Restrepo has an opportunity to step up similar to Harley Jr. in 2020, after wide receivers were disappointing much of the season, and Charleston Rambo last year, especially after quarterback D’Eriq King went down for the season. While Restrepo only scored twice last season, he could be a much needed anchor for this developing core and lead the way for Key’Shawn Smith, Frank Ladson, and the younger core of wideouts.

In lights of Harley and Rambo’s departure, Miami needs reliable playmakers and it is believed that the Van Dyke-Restrepo connection could pace a big season for both of them. The rapport could also anchor this team to take the next step.


While comparisons have been made throughout this article to recent great Canes’ slot receivers, the first player that comes to mind is actually former New England Patriot, Troy Brown, who played wide receiver, cornerback, and return specialist at the professional level - a testament to the 5’10” Marshall grad’s team-first willingness. As a utility man, Restrepo has the background in all three facets of the game at the high school level and would indubitably be willing to play anywhere for the Canes if need be.

In fact, when Miami earned the commitment from X-man in 2020, it wasn’t even clear what position he would play and Restrepo has made it known he would take on whatever role necessary to help the Canes.

“Athlete,” Restrepo previously said when asked about his future position. “Just wherever they need me.”

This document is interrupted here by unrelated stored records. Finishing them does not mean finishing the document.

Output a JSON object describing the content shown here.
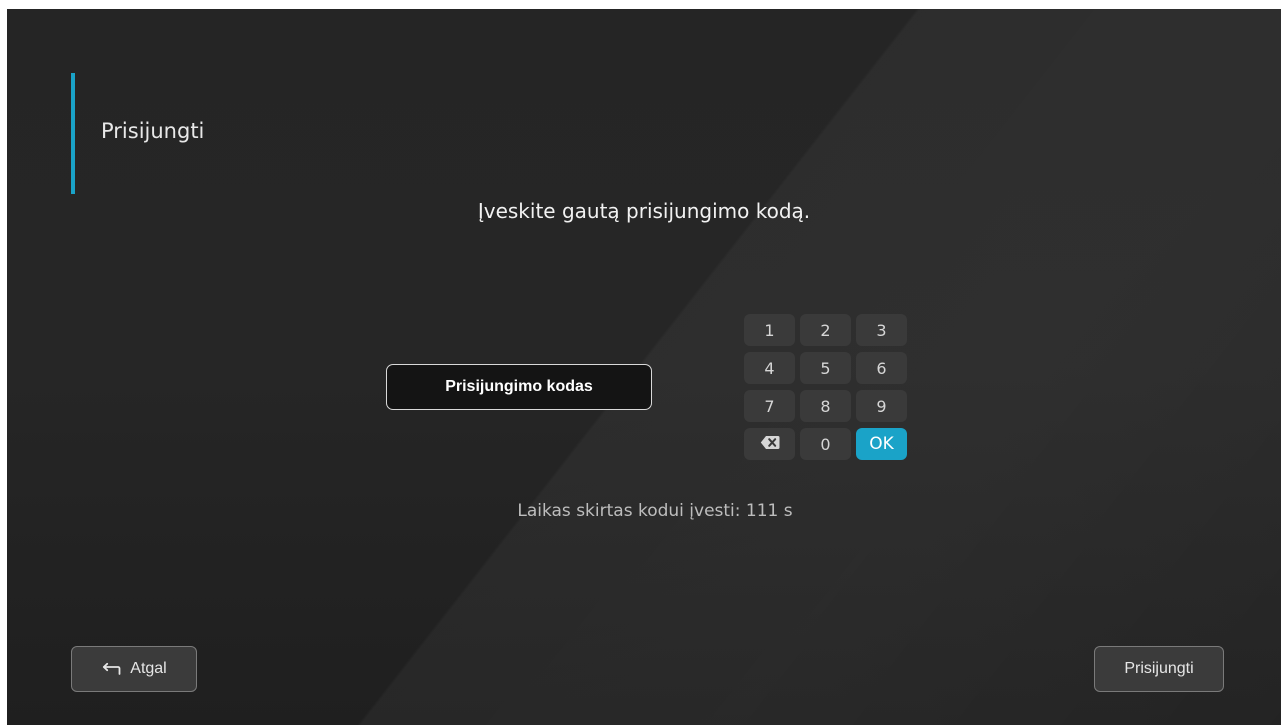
{
  "page": {
    "title": "Prisijungti",
    "instruction": "Įveskite gautą prisijungimo kodą."
  },
  "code_input": {
    "placeholder": "Prisijungimo kodas",
    "value": ""
  },
  "keypad": {
    "keys": [
      "1",
      "2",
      "3",
      "4",
      "5",
      "6",
      "7",
      "8",
      "9"
    ],
    "backspace_icon": "backspace-icon",
    "zero": "0",
    "ok": "OK"
  },
  "timer": {
    "text": "Laikas skirtas kodui įvesti: 111 s"
  },
  "footer": {
    "back_label": "Atgal",
    "back_icon": "return-arrow-icon",
    "login_label": "Prisijungti"
  },
  "colors": {
    "accent": "#1aa3c8",
    "background": "#252525",
    "key_background": "#3a3a3a"
  }
}
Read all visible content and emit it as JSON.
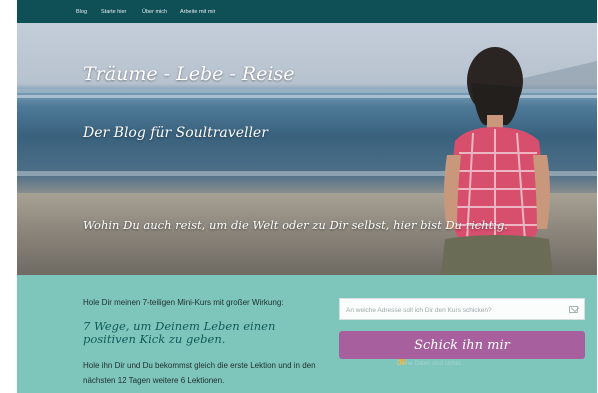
{
  "nav": {
    "items": [
      "Blog",
      "Starte hier",
      "Über mich",
      "Arbeite mit mir"
    ]
  },
  "hero": {
    "title": "Träume - Lebe - Reise",
    "subtitle": "Der Blog für Soultraveller",
    "tagline": "Wohin Du auch reist, um die Welt oder zu Dir selbst, hier bist Du richtig."
  },
  "optin": {
    "intro": "Hole Dir meinen 7-teiligen Mini-Kurs mit großer Wirkung:",
    "course_title": "7 Wege, um Deinem Leben einen positiven Kick zu geben.",
    "description": "Hole ihn Dir und Du bekommst gleich die erste Lektion und in den nächsten 12 Tagen weitere 6 Lektionen.",
    "email_placeholder": "An welche Adresse soll ich Dir den Kurs schicken?",
    "submit_label": "Schick ihn mir",
    "privacy_note": "Deine Daten sind sicher."
  },
  "icons": {
    "mail": "mail-icon",
    "lock": "lock-icon"
  },
  "colors": {
    "nav_bg": "#0f4f56",
    "optin_bg": "#7ec6bc",
    "button_bg": "#a75f9d",
    "course_title": "#0f5a5a"
  }
}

Restrepo echoes the same dialogue of Miami players who worked the extra hours at the JUGS machines, the weight room, and led by example the right way. Of note, Berrios, Osborn, and Harley did not start to see the rewards immediately at the college level but were patient and put in the work behind the scenes.

The dividends appear to be paying off for Restrepo but it is just a matter of time until the sweat equity culminates into the next great Canes’ slot receiver. As the favorite target for his roommate, Van Dyke, who is being projected as a first round pick, Restrepo could see the work breakout in a big way on the gridiron this season.